Many more ideas for peace projects and concepts for nonviolent conflict
management such as these are needed!
In Sarajevo,
the idea first formulated by Gottstein and the Würzburg group has
been met with
an enthusiastic response: the contagiously active Sanela Banovic, who learned about IPPNW during her summer
stay in Würzburg , has founded an IPPNW group and convinced no
less than 4 of
her professors at the medical faculty to join her in her efforts.

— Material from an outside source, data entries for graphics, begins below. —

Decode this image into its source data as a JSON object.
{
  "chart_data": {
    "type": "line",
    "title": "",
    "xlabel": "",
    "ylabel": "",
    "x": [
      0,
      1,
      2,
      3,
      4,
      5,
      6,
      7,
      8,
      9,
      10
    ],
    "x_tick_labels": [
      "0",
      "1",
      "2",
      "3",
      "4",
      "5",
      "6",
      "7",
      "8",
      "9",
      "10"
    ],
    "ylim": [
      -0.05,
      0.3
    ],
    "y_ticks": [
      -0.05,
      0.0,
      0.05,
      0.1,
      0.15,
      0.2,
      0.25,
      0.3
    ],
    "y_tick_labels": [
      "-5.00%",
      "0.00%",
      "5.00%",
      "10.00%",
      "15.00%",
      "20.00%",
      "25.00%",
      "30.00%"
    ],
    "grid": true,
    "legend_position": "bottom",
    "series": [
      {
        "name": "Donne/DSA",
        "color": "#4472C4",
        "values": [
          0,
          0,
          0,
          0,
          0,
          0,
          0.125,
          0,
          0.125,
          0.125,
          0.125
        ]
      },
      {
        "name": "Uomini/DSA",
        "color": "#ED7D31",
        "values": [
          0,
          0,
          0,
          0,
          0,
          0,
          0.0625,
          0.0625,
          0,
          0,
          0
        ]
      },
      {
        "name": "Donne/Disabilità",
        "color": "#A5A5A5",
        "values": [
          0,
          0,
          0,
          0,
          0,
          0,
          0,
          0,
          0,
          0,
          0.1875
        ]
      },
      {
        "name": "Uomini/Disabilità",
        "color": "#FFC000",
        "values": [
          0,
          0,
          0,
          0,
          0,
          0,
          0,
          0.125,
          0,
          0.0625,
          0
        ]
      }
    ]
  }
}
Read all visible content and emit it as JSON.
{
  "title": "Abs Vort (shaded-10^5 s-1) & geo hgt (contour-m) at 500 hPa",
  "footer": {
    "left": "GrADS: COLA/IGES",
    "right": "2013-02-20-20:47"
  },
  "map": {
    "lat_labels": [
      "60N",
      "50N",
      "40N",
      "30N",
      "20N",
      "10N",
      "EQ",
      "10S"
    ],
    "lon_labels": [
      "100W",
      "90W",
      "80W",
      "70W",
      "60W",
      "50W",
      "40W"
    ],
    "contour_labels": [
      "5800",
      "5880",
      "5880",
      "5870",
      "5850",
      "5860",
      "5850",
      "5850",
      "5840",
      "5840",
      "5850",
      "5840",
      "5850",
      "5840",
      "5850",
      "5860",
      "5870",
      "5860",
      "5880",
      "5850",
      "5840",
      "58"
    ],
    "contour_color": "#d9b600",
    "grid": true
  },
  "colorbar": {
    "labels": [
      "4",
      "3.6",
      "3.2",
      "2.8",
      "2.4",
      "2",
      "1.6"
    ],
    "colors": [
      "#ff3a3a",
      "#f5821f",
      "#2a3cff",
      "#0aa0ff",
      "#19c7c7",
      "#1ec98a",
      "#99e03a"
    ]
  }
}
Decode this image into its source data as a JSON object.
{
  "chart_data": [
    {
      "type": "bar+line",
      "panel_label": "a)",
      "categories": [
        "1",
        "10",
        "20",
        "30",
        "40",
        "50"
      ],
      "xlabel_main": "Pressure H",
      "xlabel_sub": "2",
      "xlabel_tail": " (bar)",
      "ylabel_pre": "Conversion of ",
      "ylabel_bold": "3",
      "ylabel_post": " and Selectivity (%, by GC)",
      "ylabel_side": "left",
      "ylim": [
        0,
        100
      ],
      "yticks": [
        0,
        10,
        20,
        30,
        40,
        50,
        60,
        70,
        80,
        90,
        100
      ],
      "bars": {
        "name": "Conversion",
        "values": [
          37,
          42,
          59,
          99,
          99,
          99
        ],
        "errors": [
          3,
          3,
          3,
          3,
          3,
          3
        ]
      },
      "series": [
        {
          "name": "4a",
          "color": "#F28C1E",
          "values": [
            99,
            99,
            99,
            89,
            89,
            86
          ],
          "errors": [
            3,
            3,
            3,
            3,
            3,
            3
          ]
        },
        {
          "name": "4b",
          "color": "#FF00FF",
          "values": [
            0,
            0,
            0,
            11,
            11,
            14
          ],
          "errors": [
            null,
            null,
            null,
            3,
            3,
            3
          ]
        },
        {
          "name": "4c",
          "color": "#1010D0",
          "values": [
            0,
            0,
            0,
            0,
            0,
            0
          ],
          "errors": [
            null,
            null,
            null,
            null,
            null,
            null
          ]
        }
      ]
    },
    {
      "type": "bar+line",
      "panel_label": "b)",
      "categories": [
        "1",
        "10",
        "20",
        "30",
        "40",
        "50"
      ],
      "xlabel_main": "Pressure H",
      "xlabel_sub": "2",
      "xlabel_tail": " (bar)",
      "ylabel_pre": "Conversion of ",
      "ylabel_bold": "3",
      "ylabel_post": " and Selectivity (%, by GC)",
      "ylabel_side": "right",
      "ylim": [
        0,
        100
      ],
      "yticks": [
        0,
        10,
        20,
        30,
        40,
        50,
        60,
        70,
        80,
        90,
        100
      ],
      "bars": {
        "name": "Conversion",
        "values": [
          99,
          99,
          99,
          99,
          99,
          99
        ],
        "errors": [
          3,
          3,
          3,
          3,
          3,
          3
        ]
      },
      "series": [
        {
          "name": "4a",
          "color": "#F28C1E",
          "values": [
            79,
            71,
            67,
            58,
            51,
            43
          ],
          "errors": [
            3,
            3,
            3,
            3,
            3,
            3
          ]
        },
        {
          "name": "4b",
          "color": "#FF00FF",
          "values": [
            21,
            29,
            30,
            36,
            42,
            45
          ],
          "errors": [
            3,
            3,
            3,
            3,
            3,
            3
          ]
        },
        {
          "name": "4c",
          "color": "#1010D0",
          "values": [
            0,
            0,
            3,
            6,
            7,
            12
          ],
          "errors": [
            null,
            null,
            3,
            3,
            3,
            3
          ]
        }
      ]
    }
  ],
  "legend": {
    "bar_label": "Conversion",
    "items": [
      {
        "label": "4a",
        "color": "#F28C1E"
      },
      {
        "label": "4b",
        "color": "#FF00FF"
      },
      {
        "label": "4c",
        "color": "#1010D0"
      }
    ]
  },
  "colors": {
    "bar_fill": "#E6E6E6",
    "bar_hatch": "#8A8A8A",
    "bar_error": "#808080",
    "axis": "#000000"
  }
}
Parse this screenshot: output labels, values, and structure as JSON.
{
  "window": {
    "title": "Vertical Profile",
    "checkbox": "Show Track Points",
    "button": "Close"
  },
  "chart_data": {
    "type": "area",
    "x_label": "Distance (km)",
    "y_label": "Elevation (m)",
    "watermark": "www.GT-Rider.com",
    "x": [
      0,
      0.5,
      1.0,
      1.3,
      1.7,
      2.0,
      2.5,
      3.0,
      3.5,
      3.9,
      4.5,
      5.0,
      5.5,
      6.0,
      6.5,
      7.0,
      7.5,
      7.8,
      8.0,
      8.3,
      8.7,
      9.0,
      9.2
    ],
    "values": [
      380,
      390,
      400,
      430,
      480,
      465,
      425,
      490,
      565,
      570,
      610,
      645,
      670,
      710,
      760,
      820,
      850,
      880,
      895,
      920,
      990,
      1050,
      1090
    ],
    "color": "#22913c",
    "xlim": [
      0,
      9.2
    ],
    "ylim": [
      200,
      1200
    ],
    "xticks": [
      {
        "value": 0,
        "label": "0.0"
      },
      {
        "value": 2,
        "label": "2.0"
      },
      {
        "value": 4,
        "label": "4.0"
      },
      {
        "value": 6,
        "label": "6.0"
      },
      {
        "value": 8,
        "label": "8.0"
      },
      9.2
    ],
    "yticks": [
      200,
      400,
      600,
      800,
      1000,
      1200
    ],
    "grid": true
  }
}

Professor Zakia Mornjakovic
presented to us the ambitious program of the
young BiH IPPNW: several projects for health and environmental
education in
schools, a project regarding old people and their attitude towards
medication
as well as, like in Würzburg, an annual meeting of medical
students from the Yugoslav
successor states with focus on medical issues and much room for
discussions and
leisure time.
The
Würzburg IPPNW group will continue its project “Bridges
of Understanding” this summer and hopefully also in the coming years.
After the
Köhler family left for Tanzania,
Dr. Renate Geiser is in charge of organizing the medical training
program at
the Missionary Medical Institute and
will keep it going. Dr. Wolfram Braun, Homayoun Pakzamir and other
doctors and
students will hopefully always continue to assist and help.
I want to
wish the Würzburg group the same
perseverance they have demonstrated so far and
that they may find many supporters. I hope
that everywhere within the
German IPPNW, doctors and students can be inspired to participate in
peace and
reconciliation projects for Southeast Europe.